I turned off University Avenue to walk down something that wasn’t sure if it was a street or an alley. The backyards of the houses that faced Southwest First were to my left side, and the back end of a strip mall that faced University was on my right. It was a rutted, potholed, gouged-out road — treacherous for bicycles, barely wide enough for two cars to pass each other. If you didn’t want to park behind the strip mall, there was really no reason to be on this street, which as far as I knew didn’t even have a name. I had the whole dismal scene to myself. Or thought I did, until I came within range of the smallish green dumpster behind the Gyro Plus, and noticed its being attended by a pair of urgent-looking punks. I understood their concern. The alley was well lit and if a cop happened to pass by they’d be nabbed for trespassing, vagrancy — who knew what else?

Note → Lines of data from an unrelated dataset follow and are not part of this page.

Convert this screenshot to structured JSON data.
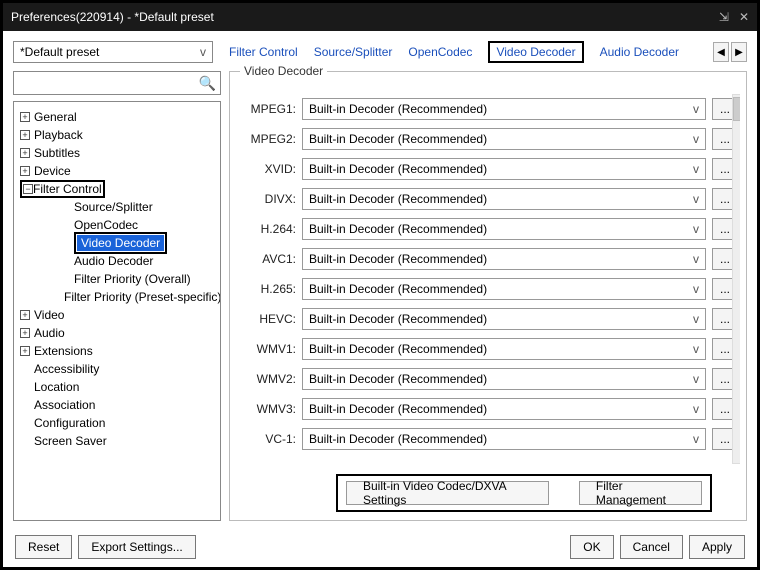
{
  "window": {
    "title": "Preferences(220914) - *Default preset"
  },
  "preset": {
    "selected": "*Default preset"
  },
  "tabs": {
    "items": [
      "Filter Control",
      "Source/Splitter",
      "OpenCodec",
      "Video Decoder",
      "Audio Decoder"
    ],
    "active_index": 3,
    "arrow_left": "◀",
    "arrow_right": "▶"
  },
  "search": {
    "placeholder": ""
  },
  "tree": {
    "items": [
      {
        "label": "General",
        "expandable": true
      },
      {
        "label": "Playback",
        "expandable": true
      },
      {
        "label": "Subtitles",
        "expandable": true
      },
      {
        "label": "Device",
        "expandable": true
      },
      {
        "label": "Filter Control",
        "expandable": true,
        "highlighted": true,
        "expanded": true
      },
      {
        "label": "Source/Splitter",
        "child": true
      },
      {
        "label": "OpenCodec",
        "child": true
      },
      {
        "label": "Video Decoder",
        "child": true,
        "selected": true
      },
      {
        "label": "Audio Decoder",
        "child": true
      },
      {
        "label": "Filter Priority (Overall)",
        "child": true
      },
      {
        "label": "Filter Priority (Preset-specific)",
        "child": true
      },
      {
        "label": "Video",
        "expandable": true
      },
      {
        "label": "Audio",
        "expandable": true
      },
      {
        "label": "Extensions",
        "expandable": true
      },
      {
        "label": "Accessibility"
      },
      {
        "label": "Location"
      },
      {
        "label": "Association"
      },
      {
        "label": "Configuration"
      },
      {
        "label": "Screen Saver"
      }
    ]
  },
  "group": {
    "title": "Video Decoder",
    "default_option": "Built-in Decoder (Recommended)",
    "rows": [
      {
        "label": "MPEG1:"
      },
      {
        "label": "MPEG2:"
      },
      {
        "label": "XVID:"
      },
      {
        "label": "DIVX:"
      },
      {
        "label": "H.264:"
      },
      {
        "label": "AVC1:"
      },
      {
        "label": "H.265:"
      },
      {
        "label": "HEVC:"
      },
      {
        "label": "WMV1:"
      },
      {
        "label": "WMV2:"
      },
      {
        "label": "WMV3:"
      },
      {
        "label": "VC-1:"
      }
    ],
    "dxva_button": "Built-in Video Codec/DXVA Settings",
    "filter_mgmt_button": "Filter Management"
  },
  "footer": {
    "reset": "Reset",
    "export": "Export Settings...",
    "ok": "OK",
    "cancel": "Cancel",
    "apply": "Apply"
  },
  "glyphs": {
    "dropdown_v": "v",
    "more": "...",
    "plus": "+",
    "minus": "−",
    "pin": "⇲",
    "close": "✕",
    "search": "🔍"
  }
}
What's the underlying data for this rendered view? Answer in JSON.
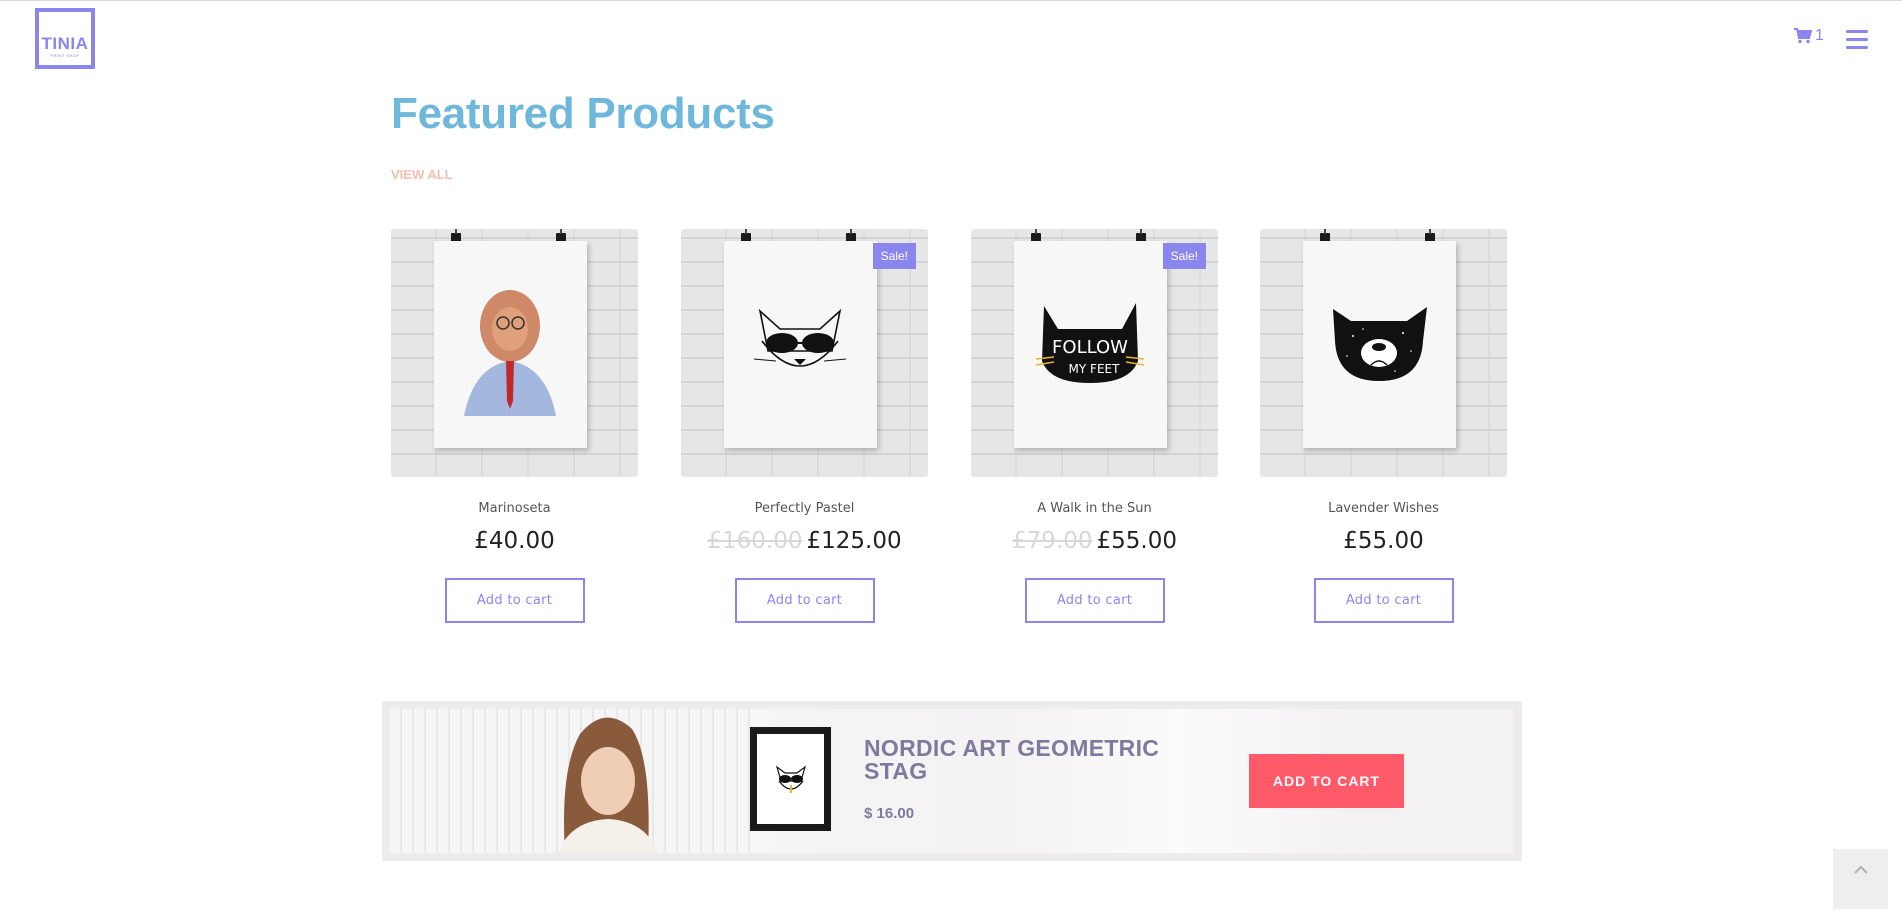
{
  "header": {
    "logo_text": "TINIA",
    "logo_subtext": "PRINT SHOP",
    "cart_count": "1",
    "accent_color": "#8a86ee"
  },
  "section": {
    "title": "Featured Products",
    "view_all": "VIEW ALL"
  },
  "products": [
    {
      "name": "Marinoseta",
      "old_price": "",
      "price": "£40.00",
      "sale_badge": "",
      "button": "Add to cart",
      "art": "lion-in-suit"
    },
    {
      "name": "Perfectly Pastel",
      "old_price": "£160.00",
      "price": "£125.00",
      "sale_badge": "Sale!",
      "button": "Add to cart",
      "art": "cat-with-sunglasses"
    },
    {
      "name": "A Walk in the Sun",
      "old_price": "£79.00",
      "price": "£55.00",
      "sale_badge": "Sale!",
      "button": "Add to cart",
      "art": "black-cat-follow-my-feet"
    },
    {
      "name": "Lavender Wishes",
      "old_price": "",
      "price": "£55.00",
      "sale_badge": "",
      "button": "Add to cart",
      "art": "black-bear-face"
    }
  ],
  "poster_text": {
    "line1": "FOLLOW",
    "line2": "MY FEET"
  },
  "banner": {
    "title": "NORDIC ART GEOMETRIC STAG",
    "price": "$ 16.00",
    "button": "ADD TO CART",
    "button_color": "#ff5a6a"
  }
}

The one serving as lookout was a girl about my own age, though this in itself was nothing special in a college town. Everyone here is about our age, and anyone who’s not — you just see through them. I was at the approximate peak of my visibility. In a year you’d be able to read a street sign through me; in three years I wouldn’t register at all. In the meantime, however, here I was.
The girl seemed scrappy, wore black jeans and boots, and a green-and-black band tee shirt underneath a beat-to-hell leather jacket that was probably supposed to make her look tough, but it was outsize, hung loose on her thin frame, and made her actually look a little bit like she had been rooting through her big brother’s closet, playing dress-up. Her pursed lips were nearly white, and her gaze was steely, cold; or she wanted me to think that it was. I could feel her sizing me up as I approached. I kept my own eyes cast down. I wanted her to know I was no threat. We were two ships. But I did look up for a second, couldn’t help stealing a glance, and saw her lean over toward the dumpster and whisper to the man who, I could now see, was half in and half out of the thing, headfirst, his legs bicycling wildly in the air in what I understood was only a parody of struggle. He’d posted her as guard and now would not heed her warning. Giving her grief was obviously part of the pleasure he took in this mission. They were already behind me when I heard him shout, “Score! Dining room bag!”
I froze in my footsteps, then turned back.
“Thomas?” I called, my voice louder than I’d meant it to be. The girl looked positively frantic now. There was a nasty clang from within the dumpster. He’d hit his head clambering out. In one hand he held a big white sack of garbage with a hole torn in it; with the other he rubbed a spot on the back of his head. We were maybe fifteen feet apart, staring at each other.
“What the fuck?” the girl said. Thomas burst out laughing.
“Maybe the crazy bitch is right,” he said to her. “This is two amazing scores in one night. Maybe there really is a God.”